JOHNS: We'll be right back with much more live coverage of the death of Muhammad Ali, the greatest of all time.

(COMMERCIAL BREAK)

JOHNS: For all the fancy footwork, I think one of the most interesting things about Muhammad Ali was that his words were almost more colorful than his athletic ability.

PAUL: In that regard, no doubt about it. And so because of that, we want to share with you some of Ali's best lines in his own words.

(BEGIN VIDEOTAPE)

MUHAMMAD ALI, FORMER HEAVYWEIGHT BOXING CHAMPION: I don't like fighters who talk too much.

[10:55:00] I must be the greatest. I told the world.

Float like a butterfly and sting like a bee. Rumble, young man, rumble.

And this may shock and amaze you, but I will destroy Joe Frazier.

I'm so bad, you know what I've been doing? Last week I went out to the jungle. I wrestled with an alligator. I tussled with a whale. I handcuff lightning, thrown thunder in jail. I'm bad, man.

Can I dance? Is the Pope a Catholic?

The man to beat me hasn't been born yet.

I'm the greatest. If you get too small, I'll knock you out.
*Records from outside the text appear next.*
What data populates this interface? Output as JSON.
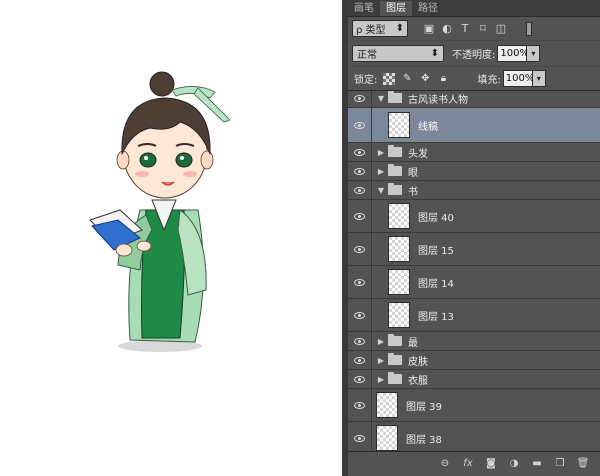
{
  "tabs": [
    {
      "label": "画笔"
    },
    {
      "label": "图层"
    },
    {
      "label": "路径"
    }
  ],
  "filter": {
    "kind_label": "ρ 类型",
    "icons": [
      "image-filter-icon",
      "adjustment-filter-icon",
      "type-filter-icon",
      "shape-filter-icon",
      "smart-object-filter-icon"
    ]
  },
  "blend": {
    "mode": "正常",
    "opacity_label": "不透明度:",
    "opacity_value": "100%"
  },
  "lock": {
    "label": "锁定:",
    "fill_label": "填充:",
    "fill_value": "100%"
  },
  "layers": [
    {
      "name": "古风读书人物",
      "type": "group",
      "expanded": true
    },
    {
      "name": "线稿",
      "type": "layer",
      "selected": true
    },
    {
      "name": "头发",
      "type": "group",
      "expanded": false
    },
    {
      "name": "眼",
      "type": "group",
      "expanded": false
    },
    {
      "name": "书",
      "type": "group",
      "expanded": true
    },
    {
      "name": "图层 40",
      "type": "layer"
    },
    {
      "name": "图层 15",
      "type": "layer"
    },
    {
      "name": "图层 14",
      "type": "layer"
    },
    {
      "name": "图层 13",
      "type": "layer"
    },
    {
      "name": "最",
      "type": "group",
      "expanded": false
    },
    {
      "name": "皮肤",
      "type": "group",
      "expanded": false
    },
    {
      "name": "衣服",
      "type": "group",
      "expanded": false
    },
    {
      "name": "图层 39",
      "type": "layer"
    },
    {
      "name": "图层 38",
      "type": "layer"
    }
  ],
  "colors": {
    "panel_bg": "#535353",
    "selected_row": "#7c8899",
    "robe_green": "#1f8a45",
    "robe_light": "#a7dcb4",
    "book_blue": "#2f6fcf"
  }
}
Last week I murdered a rock into a stone, hospitalized a brick. I'm so mean, I make medicine sick.

(LAUGHTER)

ALI: Look at me know. Don't tell me that ain't a perfect specimen of a man.

(LAUGHTER)

ALI: Look at that body, slim, trim, and on my toes.

I don't just hit. I'm the fastest thing on two feet, man. Are you crazy? I'm tired of fighting.

I'm not only a poet. I'm a poet. I'm a prophet. I'm the resurrecter. I'm the savior of the boxing world. If it wasn't for me, the game would be dead.

(END VIDEOTAPE)

PAUL: He was something else.

JOHNS: Thanks for watching.

PAUL: Yes, thank you so much for spending some time with us this morning as we honor him.